私が乗るはずだった午前10時ドブロブニク発のバスは、バス会社のミスでオーバーブッキング。私を含む10名が、バスに乗り込めずドアの前で立往生していた。
もちろん全員、事前に予約を取っていたし、バス会社の言う通りにチケットをきちんとプリントアウトして手元に用意していた。
当たり前のようにバスに乗れない全員の不満は高まり、不満の声や説明を求める声が飛び交う中で、バスの運転手もかなりピリピリしていた。
そんな中で強行突破に出たのがバスの運転手
「とにかく次のバスが来るまで待つように」。らちがあかないと思ったのか、バスの運転手はそのひと言だけ告げてバタンと乱暴にバスのドアの閉め、私たち10名をかなり不快な方法で締め出した。
「しょうがないか」
そんなちょっとありえない状況でも、その時の私は気持ちに比較的余裕があった。その日はコトル入りするだけで、後に迫る何か特別な計画を立てていたわけでもなかったから。早々にスーツケースに座ってパソコンを開き、次のバスが来るまでの時間を潰すことにした。
そして11時に到着するはずの次のバスがようやくやってきたのは、1時間半遅れた12時半。それでも無事にバスに乗れたので良しとし、後は約2時間半もすればコトルに着くか。そう思っていた。
夏のハイシーズンは道路も国境超えも大混雑
そこでまた待ち受けていた大混雑が、クロアチア・モンテネグロ間で行う出国・入国審査。国境に続く道は一車線しかなく、出国・入国審査を行うゲートのはるか先まで車の渋滞が続いていた。
炎天下の中でクーラーも効かないバスでじっと待つ事1時間以上。ようやくクロアチアでの出国審査を終えたと思ったら、次に待つのはモンテネグロへの入国審査。
自分の審査を終え後、バスの他の乗客が審査を行っている間にトイレを済ませようとすると、そこにもまた長蛇の列。結局あまりにも列が長すぎてバスの出発までにトイレを済ますことはできず、慌ててバスに引き返す。
その時、私がトイレに行った事でバスの出発が少し遅れたと運転手に怒鳴られる始末。
大混雑でストレスが溜まっているのは分かるけど、それはお互いさまじゃない。
喉元までそんな言葉がこみ上げてきたけど、ここで怒っても何も意味がないと思ったのでやめた。ただただ、できれば感じたくなかった人間の内側に触れた気がして、残念で悲しい気持ちになった。

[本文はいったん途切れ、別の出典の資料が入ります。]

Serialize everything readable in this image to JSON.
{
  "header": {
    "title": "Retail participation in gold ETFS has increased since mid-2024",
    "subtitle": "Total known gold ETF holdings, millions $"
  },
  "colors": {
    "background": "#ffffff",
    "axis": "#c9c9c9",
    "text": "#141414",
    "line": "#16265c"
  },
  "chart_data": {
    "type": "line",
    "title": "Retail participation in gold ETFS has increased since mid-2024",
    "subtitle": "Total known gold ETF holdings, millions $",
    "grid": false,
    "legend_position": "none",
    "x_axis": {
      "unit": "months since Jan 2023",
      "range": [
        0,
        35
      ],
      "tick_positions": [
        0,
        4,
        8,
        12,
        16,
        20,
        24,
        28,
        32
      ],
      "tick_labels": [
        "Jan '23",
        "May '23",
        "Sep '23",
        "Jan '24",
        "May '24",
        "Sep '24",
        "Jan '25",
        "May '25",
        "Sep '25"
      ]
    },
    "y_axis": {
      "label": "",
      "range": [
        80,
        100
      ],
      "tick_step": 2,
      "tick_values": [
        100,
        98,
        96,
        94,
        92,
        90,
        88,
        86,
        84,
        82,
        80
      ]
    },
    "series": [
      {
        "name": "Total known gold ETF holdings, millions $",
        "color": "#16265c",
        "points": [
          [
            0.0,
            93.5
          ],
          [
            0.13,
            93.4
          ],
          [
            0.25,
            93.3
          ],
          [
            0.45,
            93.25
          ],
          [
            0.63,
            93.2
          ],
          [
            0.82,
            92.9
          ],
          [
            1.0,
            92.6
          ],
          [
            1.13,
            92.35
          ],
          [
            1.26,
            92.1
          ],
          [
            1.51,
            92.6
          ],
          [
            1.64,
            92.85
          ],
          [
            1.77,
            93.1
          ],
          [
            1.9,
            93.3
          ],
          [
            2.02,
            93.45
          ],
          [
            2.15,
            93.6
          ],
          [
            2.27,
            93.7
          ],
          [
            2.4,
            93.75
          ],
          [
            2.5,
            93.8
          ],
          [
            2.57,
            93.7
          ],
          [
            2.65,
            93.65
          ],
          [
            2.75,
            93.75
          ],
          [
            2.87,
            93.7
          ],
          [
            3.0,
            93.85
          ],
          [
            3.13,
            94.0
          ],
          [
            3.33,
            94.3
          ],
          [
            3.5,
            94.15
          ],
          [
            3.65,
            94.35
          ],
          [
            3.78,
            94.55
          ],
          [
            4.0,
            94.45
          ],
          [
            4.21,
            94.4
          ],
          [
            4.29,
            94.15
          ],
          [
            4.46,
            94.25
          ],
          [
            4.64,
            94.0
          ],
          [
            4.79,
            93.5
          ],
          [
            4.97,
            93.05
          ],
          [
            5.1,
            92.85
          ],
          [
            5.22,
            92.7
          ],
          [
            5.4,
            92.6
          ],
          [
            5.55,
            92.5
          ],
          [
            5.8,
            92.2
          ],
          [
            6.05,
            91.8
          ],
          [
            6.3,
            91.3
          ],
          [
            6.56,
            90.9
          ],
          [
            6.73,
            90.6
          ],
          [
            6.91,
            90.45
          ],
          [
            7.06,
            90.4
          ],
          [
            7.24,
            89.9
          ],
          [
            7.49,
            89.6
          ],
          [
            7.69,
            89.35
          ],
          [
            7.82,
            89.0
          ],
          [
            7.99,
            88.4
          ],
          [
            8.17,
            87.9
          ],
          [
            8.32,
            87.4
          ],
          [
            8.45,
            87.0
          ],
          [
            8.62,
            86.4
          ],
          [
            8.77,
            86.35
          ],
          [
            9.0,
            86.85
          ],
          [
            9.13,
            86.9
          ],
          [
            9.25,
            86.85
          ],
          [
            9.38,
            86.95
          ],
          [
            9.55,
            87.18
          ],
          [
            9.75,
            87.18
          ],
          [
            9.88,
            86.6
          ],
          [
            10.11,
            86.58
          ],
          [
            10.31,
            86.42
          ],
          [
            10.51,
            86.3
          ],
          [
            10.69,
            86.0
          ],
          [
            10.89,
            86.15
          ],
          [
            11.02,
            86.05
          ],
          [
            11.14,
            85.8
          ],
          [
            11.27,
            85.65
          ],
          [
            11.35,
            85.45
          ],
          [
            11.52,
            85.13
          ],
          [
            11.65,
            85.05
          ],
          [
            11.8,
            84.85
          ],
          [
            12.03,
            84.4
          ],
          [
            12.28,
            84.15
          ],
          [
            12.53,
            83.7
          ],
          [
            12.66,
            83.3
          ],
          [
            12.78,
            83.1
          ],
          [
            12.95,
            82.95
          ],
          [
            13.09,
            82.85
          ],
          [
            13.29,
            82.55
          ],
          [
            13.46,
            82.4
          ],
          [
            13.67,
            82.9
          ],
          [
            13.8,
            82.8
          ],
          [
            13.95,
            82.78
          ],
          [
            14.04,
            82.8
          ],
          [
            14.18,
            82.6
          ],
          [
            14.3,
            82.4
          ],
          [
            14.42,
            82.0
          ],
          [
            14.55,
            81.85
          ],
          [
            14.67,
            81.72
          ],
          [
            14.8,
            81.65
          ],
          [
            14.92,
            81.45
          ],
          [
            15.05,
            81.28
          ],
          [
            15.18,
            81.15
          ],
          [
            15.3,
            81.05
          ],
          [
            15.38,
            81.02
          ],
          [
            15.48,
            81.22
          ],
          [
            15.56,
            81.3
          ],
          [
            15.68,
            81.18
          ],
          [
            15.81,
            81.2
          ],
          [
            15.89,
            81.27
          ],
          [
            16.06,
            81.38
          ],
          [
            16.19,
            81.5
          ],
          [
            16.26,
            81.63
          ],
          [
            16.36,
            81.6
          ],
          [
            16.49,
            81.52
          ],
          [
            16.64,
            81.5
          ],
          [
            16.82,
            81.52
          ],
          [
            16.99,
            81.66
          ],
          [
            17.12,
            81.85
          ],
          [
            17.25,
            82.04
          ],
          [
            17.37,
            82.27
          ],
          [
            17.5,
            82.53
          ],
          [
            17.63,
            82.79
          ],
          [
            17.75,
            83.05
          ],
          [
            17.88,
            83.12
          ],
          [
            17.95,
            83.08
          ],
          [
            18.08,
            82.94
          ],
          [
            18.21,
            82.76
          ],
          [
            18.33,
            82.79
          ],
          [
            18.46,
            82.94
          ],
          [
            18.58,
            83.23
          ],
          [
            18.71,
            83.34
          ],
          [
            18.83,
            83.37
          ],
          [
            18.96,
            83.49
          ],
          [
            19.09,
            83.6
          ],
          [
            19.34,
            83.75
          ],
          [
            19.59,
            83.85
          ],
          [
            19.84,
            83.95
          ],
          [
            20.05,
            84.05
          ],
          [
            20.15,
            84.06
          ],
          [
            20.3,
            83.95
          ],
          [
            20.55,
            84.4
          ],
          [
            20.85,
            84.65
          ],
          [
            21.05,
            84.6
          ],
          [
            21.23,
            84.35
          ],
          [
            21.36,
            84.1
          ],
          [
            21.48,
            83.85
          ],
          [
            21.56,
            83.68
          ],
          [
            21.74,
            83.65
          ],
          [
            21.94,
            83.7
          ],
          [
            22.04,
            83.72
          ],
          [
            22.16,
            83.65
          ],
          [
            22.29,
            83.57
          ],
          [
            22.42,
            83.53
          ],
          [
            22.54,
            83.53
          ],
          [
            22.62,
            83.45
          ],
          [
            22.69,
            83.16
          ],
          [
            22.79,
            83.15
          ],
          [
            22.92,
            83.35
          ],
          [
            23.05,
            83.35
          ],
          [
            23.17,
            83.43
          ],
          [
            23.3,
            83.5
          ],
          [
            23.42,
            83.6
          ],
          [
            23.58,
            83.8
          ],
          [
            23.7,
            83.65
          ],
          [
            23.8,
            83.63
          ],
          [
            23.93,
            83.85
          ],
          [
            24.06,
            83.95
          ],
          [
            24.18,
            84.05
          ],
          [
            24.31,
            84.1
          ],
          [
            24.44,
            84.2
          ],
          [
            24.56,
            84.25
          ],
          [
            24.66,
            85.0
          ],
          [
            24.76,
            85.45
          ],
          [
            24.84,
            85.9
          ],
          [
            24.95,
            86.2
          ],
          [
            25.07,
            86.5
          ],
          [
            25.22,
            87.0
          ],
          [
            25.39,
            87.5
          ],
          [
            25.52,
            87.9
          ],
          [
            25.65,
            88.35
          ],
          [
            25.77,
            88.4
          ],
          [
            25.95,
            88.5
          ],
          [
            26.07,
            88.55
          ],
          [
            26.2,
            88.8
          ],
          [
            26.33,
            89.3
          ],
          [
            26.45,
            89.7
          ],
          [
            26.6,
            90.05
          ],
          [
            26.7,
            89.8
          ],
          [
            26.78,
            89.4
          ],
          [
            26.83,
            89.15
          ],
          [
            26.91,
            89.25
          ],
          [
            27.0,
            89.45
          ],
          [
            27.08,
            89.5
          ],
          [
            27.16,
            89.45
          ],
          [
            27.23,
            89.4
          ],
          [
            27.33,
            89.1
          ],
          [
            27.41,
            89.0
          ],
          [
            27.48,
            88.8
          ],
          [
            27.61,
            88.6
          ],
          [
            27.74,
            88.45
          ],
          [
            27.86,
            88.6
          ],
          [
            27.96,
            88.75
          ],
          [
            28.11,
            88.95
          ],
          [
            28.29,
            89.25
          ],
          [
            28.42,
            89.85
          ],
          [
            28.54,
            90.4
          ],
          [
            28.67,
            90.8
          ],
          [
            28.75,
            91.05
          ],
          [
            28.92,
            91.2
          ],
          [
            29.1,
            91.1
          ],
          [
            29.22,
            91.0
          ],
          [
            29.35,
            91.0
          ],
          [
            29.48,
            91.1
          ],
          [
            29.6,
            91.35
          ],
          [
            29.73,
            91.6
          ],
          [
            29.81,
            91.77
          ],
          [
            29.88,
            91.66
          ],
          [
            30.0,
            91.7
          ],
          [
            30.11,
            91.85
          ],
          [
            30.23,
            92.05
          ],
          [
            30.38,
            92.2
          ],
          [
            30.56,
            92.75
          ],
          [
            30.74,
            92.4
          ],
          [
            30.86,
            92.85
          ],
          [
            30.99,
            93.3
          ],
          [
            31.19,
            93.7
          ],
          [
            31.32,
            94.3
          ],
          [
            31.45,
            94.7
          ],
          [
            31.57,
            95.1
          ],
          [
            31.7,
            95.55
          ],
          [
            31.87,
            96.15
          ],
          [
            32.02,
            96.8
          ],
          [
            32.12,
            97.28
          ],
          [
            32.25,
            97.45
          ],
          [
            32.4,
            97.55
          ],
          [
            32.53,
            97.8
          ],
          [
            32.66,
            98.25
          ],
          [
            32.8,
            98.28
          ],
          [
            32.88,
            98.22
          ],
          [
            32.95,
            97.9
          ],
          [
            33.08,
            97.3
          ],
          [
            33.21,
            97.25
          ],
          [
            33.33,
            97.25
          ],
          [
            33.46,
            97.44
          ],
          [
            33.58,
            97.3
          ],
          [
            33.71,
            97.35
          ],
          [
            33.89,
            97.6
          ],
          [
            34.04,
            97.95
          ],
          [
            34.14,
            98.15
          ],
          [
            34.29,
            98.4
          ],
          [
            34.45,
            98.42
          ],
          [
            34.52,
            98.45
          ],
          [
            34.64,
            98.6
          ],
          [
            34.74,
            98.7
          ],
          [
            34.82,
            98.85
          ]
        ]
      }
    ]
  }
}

そしてようやく目的地のコトルに着いたのは、本来の到着予定時刻から4時間も過ぎた午後5時半だった。
通常だったら片道2時間~2時間半で行けるところを、夏のハイシーズンの大混雑の影響で2倍以上の時間がかかっている。
国境を越える必要があるので、バスは予定時刻よりも遅れる可能性があることはチケット購入時にもアナウンスがあった。
でもまさか、予定時刻から4時間も遅れるとは思ってもみない。遅れても1時間程度だろうと思っていた。
結局この日の移動にかかった時間はほぼ丸1日。そしてどこに行っても人人人の大混雑、加えてバスの運転手の終始ピリピリした雰囲気。さすがにこたえたなぁと感じた一日だった。
そして目的地のコトルに着いた時には、そんな気疲れも重なってヘトヘトになっていた。